Dua Lelaki di Halte Bus
“CINTA membuat segalanya menjadi indah. Cinta pula menjadikan segalanya penuh darah. Cinta akan membunuh jiwa seseorang yang tak betah. Cinta menjadikan segalanya bagai api di atas kayu yang tak basah. Cinta membutakan mata tanpa nanah. Cinta tak lain penjara suci yang menjadikan segalanya berubah.”
“Halo, mas Aris kan?” Suara di sana seakan ragu dengan orang yang mengangkat ponselku. Padahal aku sendiri yang mengangkatnya
“Iya, ini aku dek. Ada apa sore-sore begini nelpon?” sergahku sekenanya merespon suara Atun dari seberang ponsel.
“Aku rindu mas,” katanya.
Aku hanya terdiam mendengar ungkapannya yang sangat terasa begitu tulus, ramah, dan indah di telingaku. Aku tak memiliki banyak kata dan ungkapan untuk menjawabnya. Di sana Atun dengan semangat kerinduan bercerita tentang dirinya. Tentang aktivitas kesehariannya. Tentang apa saja yang ia lakukan. Aku dengan sepenuh hati menyimak penuh saksama bagai dosen yang ngisi materi kuliah saja.
“Mas, mas masih ada?” Suaranya tampak keheranan dari jauh menanyakan aku yang tanpa suara sama sekali.
“Iya dek. Aku mendengarkanmu.” Aku sedikit meresponnya.
“Apa mas tak merasa rindu padaku?”
Pertanyaannya seakan mencongkel hati, perasaan, dan otakku. Aku bingung harus menjawab dari sisi mana kepadanya. Aku tak banyak paham tentang hati yang berkata dan rasa yang berbisik.

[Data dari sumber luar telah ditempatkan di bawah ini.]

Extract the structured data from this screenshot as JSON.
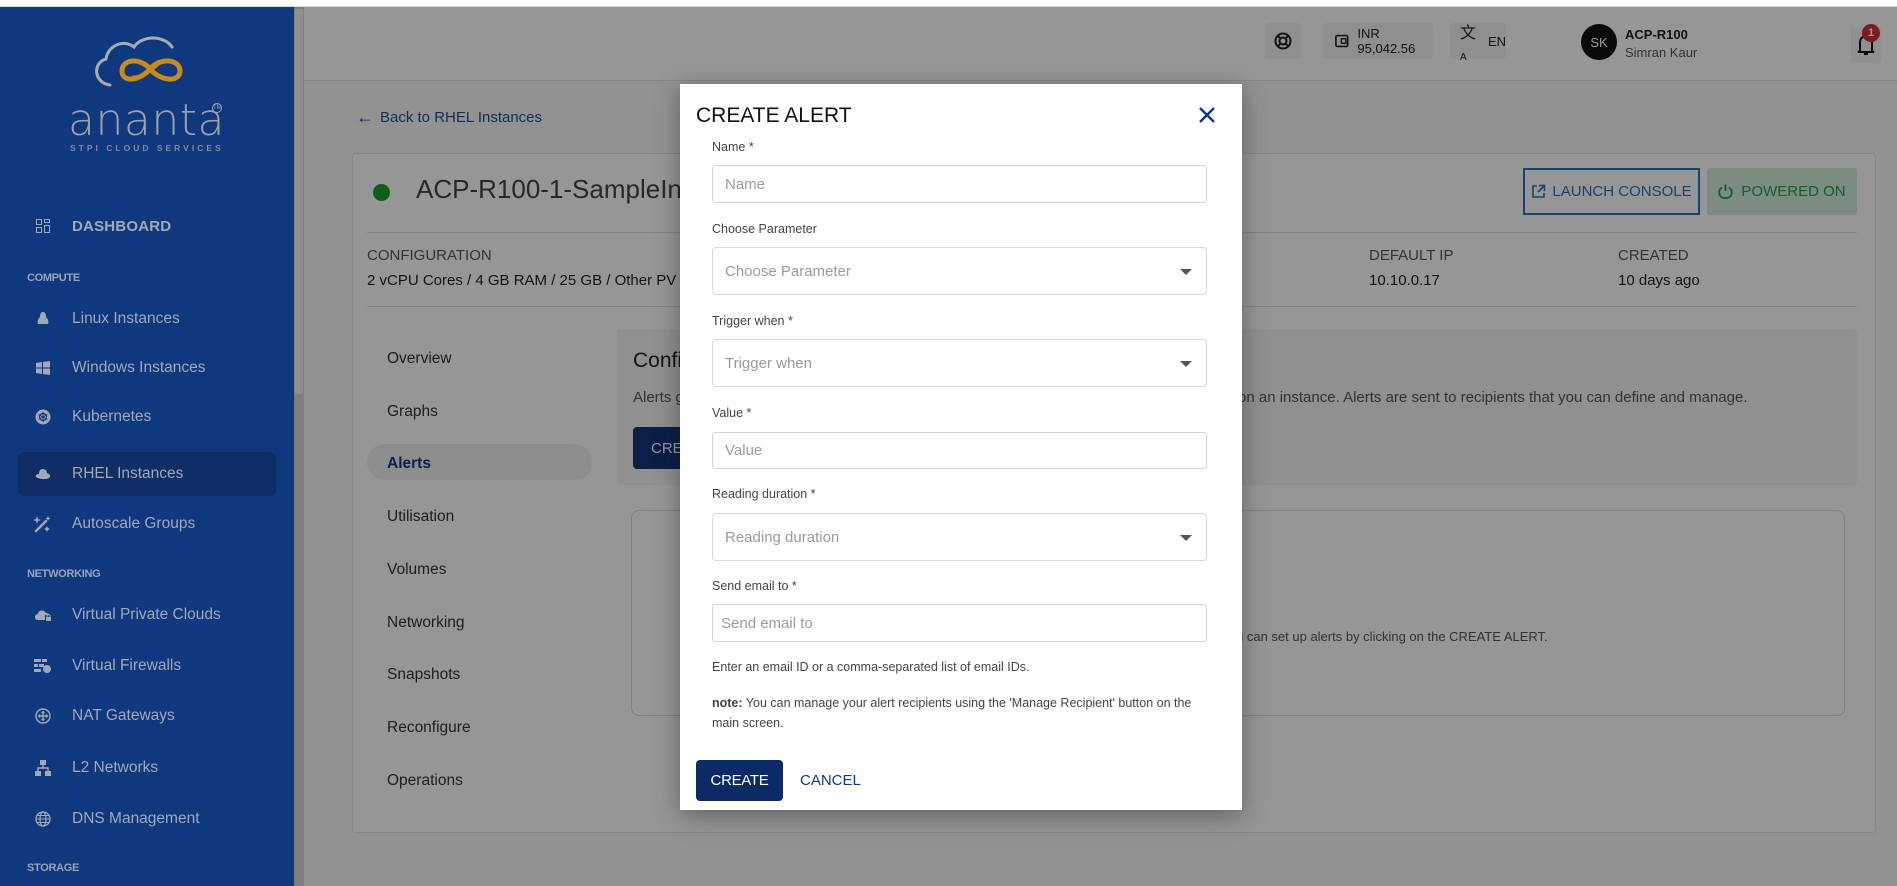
{
  "brand": {
    "name": "ananta",
    "tagline": "STPI CLOUD SERVICES",
    "tm": "TM",
    "colors": {
      "sidebar": "#10387f",
      "logo_orange": "#c98a1c",
      "primary": "#0c2a66",
      "success": "#1e9e4f"
    }
  },
  "sidebar": {
    "dashboard": "DASHBOARD",
    "sections": [
      {
        "title": "COMPUTE",
        "items": [
          {
            "label": "Linux Instances",
            "icon": "linux-icon"
          },
          {
            "label": "Windows Instances",
            "icon": "windows-icon"
          },
          {
            "label": "Kubernetes",
            "icon": "kubernetes-icon"
          },
          {
            "label": "RHEL Instances",
            "icon": "redhat-icon",
            "active": true
          },
          {
            "label": "Autoscale Groups",
            "icon": "magic-wand-icon"
          }
        ]
      },
      {
        "title": "NETWORKING",
        "items": [
          {
            "label": "Virtual Private Clouds",
            "icon": "cloud-lock-icon"
          },
          {
            "label": "Virtual Firewalls",
            "icon": "firewall-icon"
          },
          {
            "label": "NAT Gateways",
            "icon": "nat-gateway-icon"
          },
          {
            "label": "L2 Networks",
            "icon": "network-icon"
          },
          {
            "label": "DNS Management",
            "icon": "globe-icon"
          }
        ]
      },
      {
        "title": "STORAGE",
        "items": []
      }
    ]
  },
  "header": {
    "balance": "INR 95,042.56",
    "language": "EN",
    "user": {
      "initials": "SK",
      "account": "ACP-R100",
      "name": "Simran Kaur"
    },
    "notifications_count": "1"
  },
  "page": {
    "back_link": "Back to RHEL Instances",
    "instance_name": "ACP-R100-1-SampleIns",
    "launch_console": "LAUNCH CONSOLE",
    "power_status": "POWERED ON",
    "meta": [
      {
        "label": "CONFIGURATION",
        "value": "2 vCPU Cores / 4 GB RAM / 25 GB / Other PV V"
      },
      {
        "label": "DEFAULT IP",
        "value": "10.10.0.17"
      },
      {
        "label": "CREATED",
        "value": "10 days ago"
      }
    ],
    "subnav": [
      "Overview",
      "Graphs",
      "Alerts",
      "Utilisation",
      "Volumes",
      "Networking",
      "Snapshots",
      "Reconfigure",
      "Operations"
    ],
    "active_subnav": "Alerts",
    "config_title": "Confi",
    "config_desc_left": "Alerts g",
    "config_desc_right": "on an instance. Alerts are sent to recipients that you can define and manage.",
    "config_create_btn": "CREA",
    "empty_msg": "u can set up alerts by clicking on the CREATE ALERT."
  },
  "modal": {
    "title": "CREATE ALERT",
    "fields": {
      "name": {
        "label": "Name *",
        "placeholder": "Name",
        "value": ""
      },
      "parameter": {
        "label": "Choose Parameter",
        "placeholder": "Choose Parameter"
      },
      "trigger": {
        "label": "Trigger when *",
        "placeholder": "Trigger when"
      },
      "value": {
        "label": "Value *",
        "placeholder": "Value",
        "value": ""
      },
      "duration": {
        "label": "Reading duration *",
        "placeholder": "Reading duration"
      },
      "email": {
        "label": "Send email to *",
        "placeholder": "Send email to",
        "value": ""
      }
    },
    "email_help": "Enter an email ID or a comma-separated list of email IDs.",
    "note_label": "note:",
    "note_text": " You can manage your alert recipients using the 'Manage Recipient' button on the main screen.",
    "create_btn": "CREATE",
    "cancel_btn": "CANCEL"
  }
}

“Kalau rindu aku tak tahu seperti apa. Tapi aku selalu mengingat dirimu dek, dalam setiap kaki melangkah dan mata melihat. Aku tetap mencintaimu seperti dahulu kala.” Di sana terdengar desahan nafas kecewa karena aku tak menjawab dengan tegas.
“Mas ini sudah mulai dulu tak pernah rindu padaku,” imbuhnya kesal.
“Bukan seperti itu dek. Aku merindukanmu dengan cara yang berbeda, dengan caraku sendiri yang tak sama dengan lelaki lainnya,” tuturku penuh nasehat.
Atun terdiam. Dari nada suaranya seakan puas dengan ungkapanku. Tak lama ia pamit, menutup ponsel setelah sekitar satu jam suara langit itu melantun di kabel-kabel ponselku. Meski aku tak pernah mengungkap rasa rindu pada Atun, aku tetap mencintainya. Aku tetap bersama iringan kenangan masa lalu yang lucu tentang surat mawar berduri itu. Jarak yang memisahkanku dengan Atun tetap terasa dekat. Kadang aku berceksok dengan kata-kata hanya karena aku tak mampu mengungkap rinduku padanya. Indah rasanya menyelami kata-kata dan perasaannya yang tulus mencintaiku.
USAI ponsel ditutup, perlahan aku menyalakan laptop dengan modem pengantar ke dunia gaib modern. Aku pun berkirim surat via email pada Atun tentang ungkapan-ungkapan perasaanku serinci mungkin. Aku berusap dalam email itu tentang perasaanku yang tak mampu kuungkap dengan kata-kata dan huruf-huruf yang mudah dipahami oleh pujangga, pemuda, penyair, dan ahli bahasa. Cinta dan rasa rinduku tak akan mampu diterjemahkan sedemikian rupa dengan bahasa orang lain.
Dalam email itu pula Atun meminta maaf atas kekhilafannya beberapa tahun silam, waktu menolak tetesan rasa dari kalbuku. Sejatinya ia malu dengan perasaan dan teman-temannya jika mencintaiku. Padahal tak ada yang tahu tentang surat itu kecuali yang membawa surat itu. Aku pun memakluminya.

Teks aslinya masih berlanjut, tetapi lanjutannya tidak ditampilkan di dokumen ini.